Литмир - Электронная Библиотека
Содержание  
A
A

Поскольку публика благосклонно отнеслась к предпринятой автором попытке, он не смеет утверждать, что совсем не справился с поставленной перед собой задачей; однако если ему и удалось проторить путь, по которому пойдут другие, блистающие бОльшими дарованиями сочинители, он должен со всею скромностью признать — и охотно делает это здесь, — что понимал, сколь значительно мог бы быть усовершенствован его план, будь у него сильнее воображение и владей он лучше искусством живописания страстей.

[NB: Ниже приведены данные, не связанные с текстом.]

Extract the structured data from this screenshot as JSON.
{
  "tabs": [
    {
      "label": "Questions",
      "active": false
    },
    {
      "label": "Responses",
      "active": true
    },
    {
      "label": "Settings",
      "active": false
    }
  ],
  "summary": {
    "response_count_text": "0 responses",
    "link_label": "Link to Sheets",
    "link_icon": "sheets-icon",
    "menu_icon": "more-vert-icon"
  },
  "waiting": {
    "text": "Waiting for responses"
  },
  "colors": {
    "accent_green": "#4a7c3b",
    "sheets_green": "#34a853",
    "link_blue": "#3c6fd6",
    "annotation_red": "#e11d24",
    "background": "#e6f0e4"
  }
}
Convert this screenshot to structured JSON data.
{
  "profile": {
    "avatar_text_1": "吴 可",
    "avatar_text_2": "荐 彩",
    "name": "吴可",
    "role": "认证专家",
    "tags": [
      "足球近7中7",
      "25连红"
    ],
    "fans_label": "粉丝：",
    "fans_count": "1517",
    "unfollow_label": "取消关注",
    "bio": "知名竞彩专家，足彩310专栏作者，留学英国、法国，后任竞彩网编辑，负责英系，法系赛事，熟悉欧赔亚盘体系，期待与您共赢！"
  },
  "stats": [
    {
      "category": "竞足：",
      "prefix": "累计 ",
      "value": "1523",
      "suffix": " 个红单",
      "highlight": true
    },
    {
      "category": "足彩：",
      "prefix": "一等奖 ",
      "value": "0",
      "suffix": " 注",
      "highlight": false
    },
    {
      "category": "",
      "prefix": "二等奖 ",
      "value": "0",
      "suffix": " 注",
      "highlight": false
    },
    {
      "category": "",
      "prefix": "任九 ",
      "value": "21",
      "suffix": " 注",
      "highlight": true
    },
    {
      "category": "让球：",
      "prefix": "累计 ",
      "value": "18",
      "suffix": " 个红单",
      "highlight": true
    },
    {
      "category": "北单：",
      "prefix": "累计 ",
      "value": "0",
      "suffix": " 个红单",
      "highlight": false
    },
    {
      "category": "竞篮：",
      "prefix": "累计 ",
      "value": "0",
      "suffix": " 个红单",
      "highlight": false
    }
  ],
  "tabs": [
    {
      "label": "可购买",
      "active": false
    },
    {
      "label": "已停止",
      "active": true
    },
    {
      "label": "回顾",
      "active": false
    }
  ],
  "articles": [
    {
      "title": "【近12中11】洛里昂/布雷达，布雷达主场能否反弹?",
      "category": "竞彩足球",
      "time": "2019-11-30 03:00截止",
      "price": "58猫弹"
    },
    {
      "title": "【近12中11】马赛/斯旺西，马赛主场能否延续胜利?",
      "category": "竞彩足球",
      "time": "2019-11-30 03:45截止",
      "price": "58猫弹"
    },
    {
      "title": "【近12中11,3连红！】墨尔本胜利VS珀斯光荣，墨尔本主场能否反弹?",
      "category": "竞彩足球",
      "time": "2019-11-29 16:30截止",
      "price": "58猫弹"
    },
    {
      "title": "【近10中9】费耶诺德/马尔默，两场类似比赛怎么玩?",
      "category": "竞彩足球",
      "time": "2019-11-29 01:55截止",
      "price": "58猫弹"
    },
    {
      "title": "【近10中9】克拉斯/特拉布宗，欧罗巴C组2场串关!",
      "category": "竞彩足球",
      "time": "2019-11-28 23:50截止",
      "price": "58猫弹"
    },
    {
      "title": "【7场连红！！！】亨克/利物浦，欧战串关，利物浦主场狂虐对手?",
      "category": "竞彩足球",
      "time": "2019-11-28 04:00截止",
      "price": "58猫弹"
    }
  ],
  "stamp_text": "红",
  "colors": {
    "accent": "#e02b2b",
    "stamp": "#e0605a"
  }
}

Я хотел бы, с разрешения читателей, добавить несколько слов к тому, что я говорил в первом предисловии относительно слуг. Простодушная непосредственность их поведения, которая порою может даже насмешить и поначалу кажется противоречащей общему мрачному колориту повествования, не только не представлялась мне мало уместной здесь, но как раз была намеренно мною подчеркнута. Единственным законом для меня была Природа. Какими бы глубокими, сильными или даже мучительными ни были душевные переживания монархов и героев, они не вызывают сходных чувств у слуг; по крайней мере, слуги никогда не выражают их с таким достоинством, как господа, и потому навязывать им такую манеру недопустимо. Позволю себе высказать суждение, что контраст между возвышенностью одних и naivete других лишь резче оттеняет патетический характер первых. Когда простонародные персонажи затевают свое грубое шутовство и тем самым отдаляют читателя от ожидаемой им трагической развязки, само его нетерпение, быть может, усиливает в его глазах значительность финальных событий и уж во всяком случае свидетельствует о том, что сочинитель ловко сумел возбудить его интерес к ним. Однако приняв такую манеру изображения, я опирался на более высокий авторитет, нежели мое собственное суждение. Великий знаток человеческой природы Шекспир был тем образцом, которому я подражал. Позвольте задать вопрос: не утратили ли бы его трагедии о Гамлете и Юлии Цезаре в значительной степени свою живость, не лишились ли бы они многих удивительных красот, если б из них были изъяты или облечены в высокопарные выражения юмор могильщиков, дурачества Полония и неуклюжие шутки римских граждан? Разве красноречие Антония и по внешности еще более благородная, искусно имитирующая искренность речь Брута не кажутся еще возвышеннее благодаря мастерскому приему автора, позволившего тут же прорываться в репликах их слушателей простой человеческой природе? Эти штрихи напоминают мне выдумку того греческого ваятеля, который, желая дать представление об истинных размерах Колосса Родосского, уменьшенного до размеров печатки, изобразил рядом с ним мальчика величиной с большой палец самой статуи.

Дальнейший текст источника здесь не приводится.